A história que poucos conhecem...
A Bíblia conta que Deus fez uma promessa de um filho à Abraão, mesmo sendo sua esposa Sara estéril e de idade avançada. Alguns anos se passaram e o filho não chegou.
Sara tentou resolver o problema e achou que deveria tomar alguma providência para “agilizar a promessa” que Deus havia feito. Pediu então que o marido coabitasse com a escrava Agar para que ela lhe gerasse um filho.
Deus, porém, não pediu que ela fizesse isso! Aquele filho representava a tentativa humana de resolver seus problemas, usando os meios e os métodos humanos.
Passados quatorze anos, Sara concebeu Isaque, esse sim o tão sonhado filho da promessa. Dois povos se formaram a partir de Abraão, além de uma guerra sangrenta, que dura até os dias de hoje.
Temos um episódio interessante em Gênesis 16:11-12 quando um anjo do Senhor aparece à Agar quando ainda estava grávida de Ismael e Deus lhe faz uma promessa:
"Disse-lhe também o anjo do Senhor: Eis que concebeste, e darás à luz um filho, e chamarás o seu nome Ismael; porquanto o Senhor ouviu a tua aflição.
E ele será homem feroz, e a sua mão será contra todos, e a mão de todos contra ele; e habitará diante da face de todos os seus irmãos".

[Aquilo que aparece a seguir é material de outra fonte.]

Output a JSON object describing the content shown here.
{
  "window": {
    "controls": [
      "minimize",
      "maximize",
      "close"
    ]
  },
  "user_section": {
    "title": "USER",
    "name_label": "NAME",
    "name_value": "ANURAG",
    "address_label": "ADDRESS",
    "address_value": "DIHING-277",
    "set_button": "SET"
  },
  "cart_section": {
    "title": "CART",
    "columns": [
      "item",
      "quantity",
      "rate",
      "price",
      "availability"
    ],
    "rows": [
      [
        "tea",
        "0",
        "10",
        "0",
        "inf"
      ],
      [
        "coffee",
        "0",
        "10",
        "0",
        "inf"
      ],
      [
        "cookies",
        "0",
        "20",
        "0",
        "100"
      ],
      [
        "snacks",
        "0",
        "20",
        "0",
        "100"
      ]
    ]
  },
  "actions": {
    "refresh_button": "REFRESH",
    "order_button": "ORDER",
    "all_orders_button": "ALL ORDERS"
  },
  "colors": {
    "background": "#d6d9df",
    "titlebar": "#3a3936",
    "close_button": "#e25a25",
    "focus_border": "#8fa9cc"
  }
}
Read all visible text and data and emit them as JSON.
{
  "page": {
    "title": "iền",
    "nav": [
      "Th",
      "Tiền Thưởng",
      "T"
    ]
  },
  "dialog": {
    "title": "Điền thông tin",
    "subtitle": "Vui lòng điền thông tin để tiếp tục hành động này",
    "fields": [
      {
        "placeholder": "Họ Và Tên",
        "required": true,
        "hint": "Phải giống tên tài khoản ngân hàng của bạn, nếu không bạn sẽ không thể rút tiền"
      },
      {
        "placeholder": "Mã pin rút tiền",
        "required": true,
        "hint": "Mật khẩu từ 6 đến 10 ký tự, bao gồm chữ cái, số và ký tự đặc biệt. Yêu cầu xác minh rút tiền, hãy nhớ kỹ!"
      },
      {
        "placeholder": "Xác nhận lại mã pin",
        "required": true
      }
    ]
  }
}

Isaque e Ismael crescem...
As Escrituras Sagradas relatam, no Livro de Gênesis, que Isaque cresceu e foi desmamado. Nesse dia, Abraão deu um grande banquete. Vendo Sara que Ismael (filho de Agar) caçoava de Isaque, disse a Abraão que rejeitasse a escrava e seu filho. Disse Sara: “O filho dessa escrava não será herdeiro com Isaque, meu filho.”
Abraão achou ruim tomar tal atitude em relação a Agar, mas Deus disse a Abrão que não temesse e obedecesse à sua mulher. Deus afirmou ainda que Isaque seria chamado à descendência de Abraão. “Abraão acordou de madrugada, tomou pão e um odre de água, pôs nas costas de Agar, deu-lhe o menino e a despediu.” (Gênesis 21.14)
Ela saiu, andando errante pelo deserto de Berseba. No deserto, Deus mandou um anjo a ela e fez uma promessa também para sua geração.
Genesis 21: 18 Ergue-te, levanta o menino e pega-lhe pela mão, porque dele farei uma grande nação.
A religião do Islã, à qual a maioria dos árabes é aderente, tornou essa hostilidade mais profunda. O Alcorão contém instruções de certa forma contraditórias para os muçulmanos em relação aos judeus. Em certo ponto, ele instrui os muçulmanos a tratar os judeus como irmãos, mas em outro ponto, ordena que os muçulmanos ataquem os judeus que se recusam a se converter ao Islã. O Alcorão também introduz um conflito sobre o qual filho de Abraão era realmente o filho da promessa. As Escrituras hebraicas dizem que era Isaque. O Alcorão diz que era Ismael. O Alcorão ensina que foi Ismael a quem Abraão quase sacrificou ao Senhor, não Isaque (em contradição a Gênesis capítulo 22). Este debate sobre quem era o filho da promessa contribui para a hostilidade de hoje em dia.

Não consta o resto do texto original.